Le 18 mai, la KMDA a publié un projet de nouveaux tarifs : à partir du 15 juillet, un ticket unique pour le métro, le trolleybus, le tramway et l'autobus coûtera 30 hryvnias — au lieu des actuels 8. Le même jour, le président de l'ONG « Siry Corpus » Alexeï Kséniitch a déposé une pétition sur le site du Conseil de Kyiv exigeant le gel des tarifs jusqu'à la fin de l'état de guerre. En moins d'une journée, plus de 6 000 Kyiviens ont signé la pétition.
Que représentent ces chiffres
Le tarif actuel — 8 hryvnias — n'a pas été révisé depuis mars 2020. En six ans, le coût de revient d'un trajet a augmenté considérablement : le directeur du Département des infrastructures de transport de la KMDA, Sergueï Pidhaïny, a annoncé en avril que le coût de revient moyen dans les transports terrestres est de 44 hryvnias, et dans le métro c'est encore plus. Selon kyiv.news, en 2026, le coût de revient d'un trajet unique dans le métro atteindra 64 hryvnias. Cela signifie qu'après l'augmentation, la ville subventionnera chaque trajet — la différence entre le tarif et le coût de revient reste deux fois supérieure.
L'ONG « Passagers de Kyiv » critique la méthodologie de ces calculs, les qualifiant de manipulatrice. L'analyste des transports Alexandre Grechko cite d'autres chiffres : le coût de revient dans le métro — 26 hryvnias, dans les transports terrestres — 21 hryvnias.
« Tout ce dont a été capable le Département de l'économie de la KMDA en plusieurs mois de travail, c'est de multiplier tous les tarifs existants par 3,75 — nous estimons que le projet actuel de tarifs devrait simplement être jeté à la poubelle »
ONG « Passagers de Kyiv », Telegram
Ce que propose le gouvernement — et ce qu'il cache
Le projet de la KMDA prévoit non seulement un tarif fixe de 30 hryvnias : pour les propriétaires de cartes de transport, un système de réductions s'appliquera en fonction du nombre de trajets achetés à l'avance, et le titre mensuel illimité coûtera 4 875 hryvnias. Un ticket de correspondance de 60 hryvnias est introduit séparément — il permet de changer entre le métro et les transports terrestres pendant 90 minutes sans supplément.
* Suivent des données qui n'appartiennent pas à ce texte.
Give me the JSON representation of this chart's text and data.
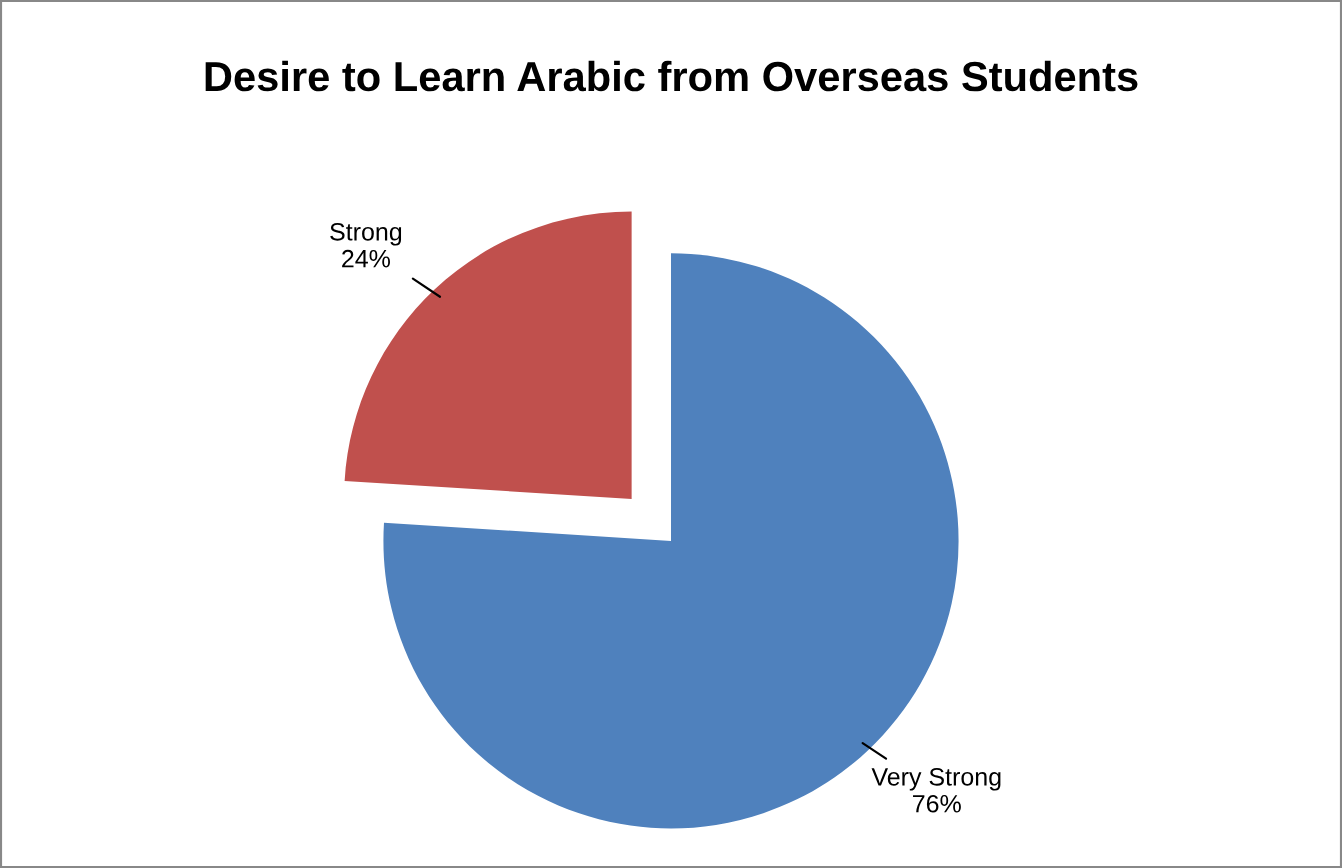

L'auteur de la pétition insiste sur la nécessité de procéder à un audit des dépenses des entreprises de transport avant toute révision des tarifs. La procédure d'établissement du tarif prévoit formellement des consultations publiques — mais la date de leur tenue n'a pas encore été annoncée, tandis que la date de mise en œuvre des nouveaux tarifs l'est déjà : 15 juillet.
Kyiv par rapport aux autres villes
- À Lviv, à partir du 16 mai 2026, le trajet coûte jusqu'à 30 hryvnias selon le mode de paiement.
- À Kyiv, le tarif restait le plus bas d'Ukraine — et même après l'augmentation, il restera inférieur au coût de revient.
- Le Conseil de Kyiv envisage parallèlement d'obtenir un crédit de 1,5 milliard d'euros pour la construction du métro vers Troïechtchyna — ce projet n'est financièrement justifié que si le tarif se rapproche des dépenses réelles.
La pétition est maintenant officiellement soumise à l'examen du Conseil de Kyiv et du maire. Mais le mécanisme de cet examen ne prévoit pas l'obligation de satisfaire aux exigences : le conseil peut tenir compte de la position des citoyens ou laisser la décision inchangée.
La question clé ne porte pas sur l'augmentation du tarif — c'est déjà pratiquement décidé. La question est de savoir si les consultations publiques promises auront lieu avant le 15 juillet : si la KMDA met en œuvre les nouveaux tarifs sans discussion publique de la méthodologie de calcul, le précédent de transférer les problèmes financiers des entreprises communales aux passagers sans rendre de comptes deviendra la norme.